養生訓165(巻第三 飲食 上)
食物の気味(きみ)、わが心に、かなはざる物は、養(やしな)とならず。かへつて害となる。たとひ我がために、むつかしく、こしらへたる食なりとも、心にかなはずして、害となるべき物は食ふべからず。
又、其(その)味(あじ)は心にかなへり共、前食(ぜんしょく)いまだ消化せずして、食ふ事を好まずば食すべからず。わざととゝのへて出来(でき)たる物をくらはざるも、快(こころよ)からずとて食ふはあしゝ。前に使令(しれい)する家僕(かぼく)などにあたへて食(くら)はしむれば、我が食(しょく)せずしても快(こころよ)し。他人の饗席(きょうせき)にありても、心かなはざる物くらふべからず。又、味心(あじこころ)にかなへりとて、多く食(くら)ふは尤(もっとも)あしゝ。
意訳
「自分に合わない」と思った食べ物は、どんなに高価であっても食べないほうが良いでしょう。
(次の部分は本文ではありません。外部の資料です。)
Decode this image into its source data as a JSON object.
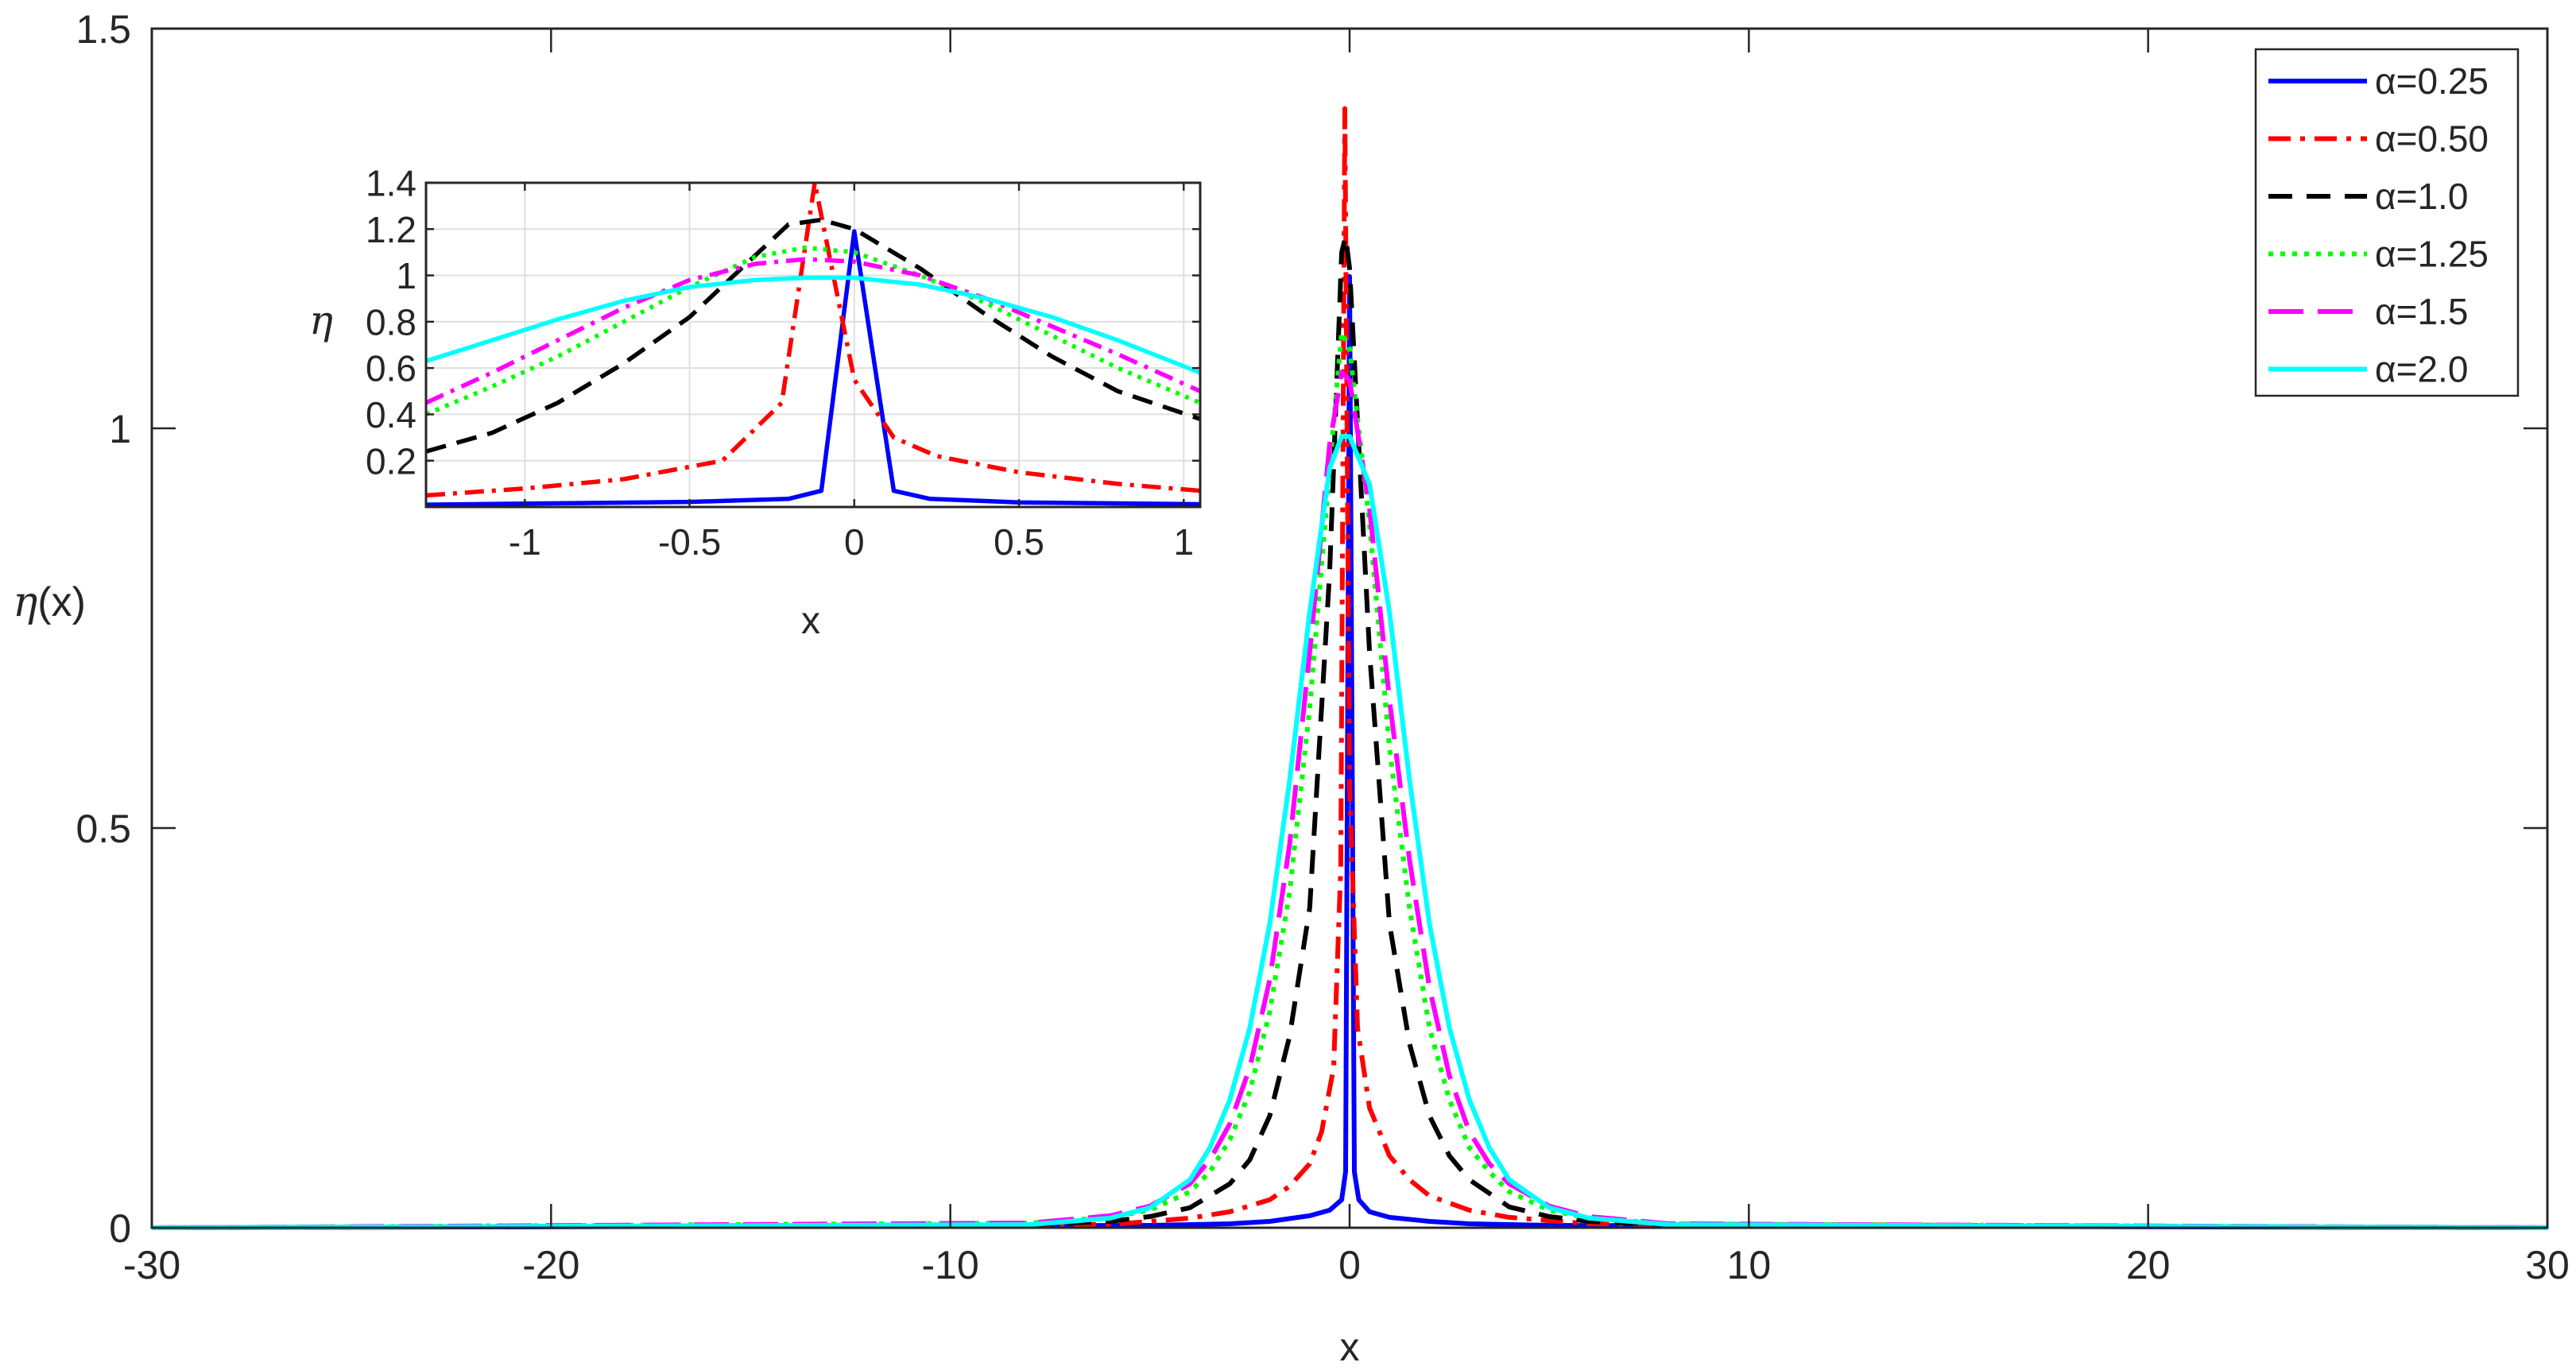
{
  "chart_data": [
    {
      "type": "line",
      "xlabel": "x",
      "ylabel_symbol": "η",
      "ylabel_suffix": "(x)",
      "xlim": [
        -30,
        30
      ],
      "ylim": [
        0,
        1.5
      ],
      "xticks": [
        -30,
        -20,
        -10,
        0,
        10,
        20,
        30
      ],
      "yticks": [
        0,
        0.5,
        1,
        1.5
      ],
      "xtick_labels": [
        "-30",
        "-20",
        "-10",
        "0",
        "10",
        "20",
        "30"
      ],
      "ytick_labels": [
        "0",
        "0.5",
        "1",
        "1.5"
      ],
      "grid": false,
      "legend_position": "top-right",
      "series": [
        {
          "name": "α=0.25",
          "color": "#0000ff",
          "dash": "solid",
          "x": [
            -30,
            -5,
            -3,
            -2,
            -1,
            -0.5,
            -0.2,
            -0.1,
            0,
            0.12,
            0.23,
            0.5,
            1,
            2,
            3,
            5,
            30
          ],
          "y": [
            0,
            0.003,
            0.005,
            0.008,
            0.015,
            0.022,
            0.035,
            0.07,
            1.19,
            0.07,
            0.035,
            0.02,
            0.013,
            0.008,
            0.005,
            0.003,
            0
          ]
        },
        {
          "name": "α=0.50",
          "color": "#ff0000",
          "dash": "dashdot",
          "x": [
            -30,
            -6,
            -4,
            -3,
            -2,
            -1.5,
            -1,
            -0.7,
            -0.4,
            -0.22,
            -0.12,
            0,
            0.2,
            0.5,
            1,
            1.5,
            2,
            3,
            4,
            6,
            30
          ],
          "y": [
            0,
            0.004,
            0.012,
            0.02,
            0.035,
            0.052,
            0.08,
            0.12,
            0.2,
            0.45,
            1.4,
            0.55,
            0.25,
            0.15,
            0.09,
            0.06,
            0.04,
            0.022,
            0.013,
            0.005,
            0
          ]
        },
        {
          "name": "α=1.0",
          "color": "#000000",
          "dash": "dashed",
          "x": [
            -30,
            -8,
            -6,
            -5,
            -4,
            -3,
            -2.5,
            -2,
            -1.5,
            -1,
            -0.5,
            -0.2,
            -0.1,
            0,
            0.5,
            1,
            1.5,
            2,
            2.5,
            3,
            4,
            5,
            6,
            8,
            30
          ],
          "y": [
            0,
            0.004,
            0.008,
            0.014,
            0.025,
            0.055,
            0.085,
            0.14,
            0.24,
            0.4,
            0.82,
            1.22,
            1.24,
            1.2,
            0.72,
            0.38,
            0.23,
            0.14,
            0.09,
            0.06,
            0.026,
            0.014,
            0.008,
            0.004,
            0
          ]
        },
        {
          "name": "α=1.25",
          "color": "#00ff00",
          "dash": "dotted",
          "x": [
            -30,
            -8,
            -6,
            -5,
            -4,
            -3.5,
            -3,
            -2.5,
            -2,
            -1.5,
            -1,
            -0.5,
            -0.2,
            0,
            0.5,
            1,
            1.5,
            2,
            2.5,
            3,
            3.5,
            4,
            5,
            6,
            8,
            30
          ],
          "y": [
            0,
            0.006,
            0.013,
            0.022,
            0.045,
            0.07,
            0.11,
            0.17,
            0.27,
            0.42,
            0.65,
            0.95,
            1.12,
            1.1,
            0.88,
            0.6,
            0.4,
            0.25,
            0.16,
            0.1,
            0.07,
            0.045,
            0.022,
            0.012,
            0.005,
            0
          ]
        },
        {
          "name": "α=1.5",
          "color": "#ff00ff",
          "dash": "longdash",
          "x": [
            -30,
            -8,
            -6,
            -5,
            -4,
            -3.5,
            -3,
            -2.5,
            -2,
            -1.5,
            -1,
            -0.5,
            -0.2,
            0,
            0.5,
            1,
            1.5,
            2,
            2.5,
            3,
            3.5,
            4,
            5,
            6,
            8,
            30
          ],
          "y": [
            0,
            0.006,
            0.015,
            0.027,
            0.055,
            0.085,
            0.13,
            0.2,
            0.31,
            0.48,
            0.72,
            0.98,
            1.07,
            1.06,
            0.9,
            0.66,
            0.46,
            0.3,
            0.19,
            0.12,
            0.08,
            0.055,
            0.027,
            0.014,
            0.005,
            0
          ]
        },
        {
          "name": "α=2.0",
          "color": "#00ffff",
          "dash": "solid",
          "x": [
            -30,
            -8,
            -6,
            -5,
            -4,
            -3.5,
            -3,
            -2.5,
            -2,
            -1.5,
            -1,
            -0.5,
            -0.2,
            0,
            0.5,
            1,
            1.5,
            2,
            2.5,
            3,
            3.5,
            4,
            5,
            6,
            8,
            30
          ],
          "y": [
            0,
            0.004,
            0.012,
            0.025,
            0.06,
            0.1,
            0.16,
            0.25,
            0.38,
            0.56,
            0.77,
            0.95,
            0.99,
            0.99,
            0.93,
            0.77,
            0.56,
            0.38,
            0.25,
            0.16,
            0.1,
            0.06,
            0.025,
            0.012,
            0.004,
            0
          ]
        }
      ]
    },
    {
      "type": "line",
      "role": "inset",
      "xlabel": "x",
      "ylabel_symbol": "η",
      "xlim": [
        -1.3,
        1.05
      ],
      "ylim": [
        0,
        1.4
      ],
      "xticks": [
        -1,
        -0.5,
        0,
        0.5,
        1
      ],
      "yticks": [
        0.2,
        0.4,
        0.6,
        0.8,
        1,
        1.2,
        1.4
      ],
      "xtick_labels": [
        "-1",
        "-0.5",
        "0",
        "0.5",
        "1"
      ],
      "ytick_labels": [
        "0.2",
        "0.4",
        "0.6",
        "0.8",
        "1",
        "1.2",
        "1.4"
      ],
      "grid": true,
      "series": [
        {
          "name": "α=0.25",
          "color": "#0000ff",
          "dash": "solid",
          "x": [
            -1.3,
            -0.5,
            -0.2,
            -0.1,
            0,
            0.12,
            0.23,
            0.5,
            1.05
          ],
          "y": [
            0.01,
            0.022,
            0.035,
            0.07,
            1.19,
            0.07,
            0.035,
            0.02,
            0.012
          ]
        },
        {
          "name": "α=0.50",
          "color": "#ff0000",
          "dash": "dashdot",
          "x": [
            -1.3,
            -1,
            -0.7,
            -0.4,
            -0.22,
            -0.12,
            0,
            0.12,
            0.25,
            0.5,
            0.8,
            1.05
          ],
          "y": [
            0.05,
            0.08,
            0.12,
            0.2,
            0.45,
            1.4,
            0.55,
            0.3,
            0.22,
            0.15,
            0.1,
            0.07
          ]
        },
        {
          "name": "α=1.0",
          "color": "#000000",
          "dash": "dashed",
          "x": [
            -1.3,
            -1.1,
            -0.9,
            -0.7,
            -0.5,
            -0.35,
            -0.2,
            -0.1,
            0,
            0.2,
            0.4,
            0.6,
            0.8,
            1.05
          ],
          "y": [
            0.24,
            0.32,
            0.45,
            0.62,
            0.82,
            1.02,
            1.22,
            1.24,
            1.2,
            1.03,
            0.83,
            0.65,
            0.5,
            0.38
          ]
        },
        {
          "name": "α=1.25",
          "color": "#00ff00",
          "dash": "dotted",
          "x": [
            -1.3,
            -1.1,
            -0.9,
            -0.7,
            -0.5,
            -0.3,
            -0.15,
            0,
            0.2,
            0.4,
            0.6,
            0.8,
            1.05
          ],
          "y": [
            0.4,
            0.52,
            0.65,
            0.8,
            0.95,
            1.08,
            1.12,
            1.1,
            1.0,
            0.88,
            0.74,
            0.6,
            0.45
          ]
        },
        {
          "name": "α=1.5",
          "color": "#ff00ff",
          "dash": "dashdot",
          "x": [
            -1.3,
            -1.1,
            -0.9,
            -0.7,
            -0.5,
            -0.3,
            -0.15,
            0,
            0.2,
            0.4,
            0.6,
            0.8,
            1.05
          ],
          "y": [
            0.45,
            0.58,
            0.72,
            0.86,
            0.98,
            1.05,
            1.07,
            1.06,
            1.0,
            0.9,
            0.78,
            0.66,
            0.5
          ]
        },
        {
          "name": "α=2.0",
          "color": "#00ffff",
          "dash": "solid",
          "x": [
            -1.3,
            -1.1,
            -0.9,
            -0.7,
            -0.5,
            -0.3,
            -0.15,
            0,
            0.2,
            0.4,
            0.6,
            0.8,
            1.05
          ],
          "y": [
            0.63,
            0.72,
            0.81,
            0.89,
            0.95,
            0.98,
            0.99,
            0.99,
            0.96,
            0.9,
            0.82,
            0.72,
            0.58
          ]
        }
      ]
    }
  ]
}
ただ、振舞ってくれた方への感謝は忘れずに、お持ち帰りにしてもらうことで、この料理を好きな人に食べてもらうことも出来ます。
通解
食物の質や味わいは、自分の心に合わないものは、栄養とはならずむしろ害となります。たとえその食べ物が美味しくても、心地よく感じないなら、食べないほうが良いでしょう。自分のために、難しく手の込んだ食事でも、心にそぐわないなら避けるべきです。また、好物なものであっても、前の食事がまだ消化されていない状態で次の食事は控えたほうが良いでしょう。自分で手をかけて作った料理であっても、心地よく感じないなら食べるべきではありません。家の使用人などに振る舞いましょう。無駄になりません。他人の宴席に出席している場合でも、心に合わない物を食べるべきではありません。また、美味しいと感じる味わいでも、過度に食べることは特に避けるべきです。
気づき
美食を前にして我慢することは並大抵の忍耐力ではないでしょう。ただ、過食せずとも美味を味わうことは可能かも知れませんね。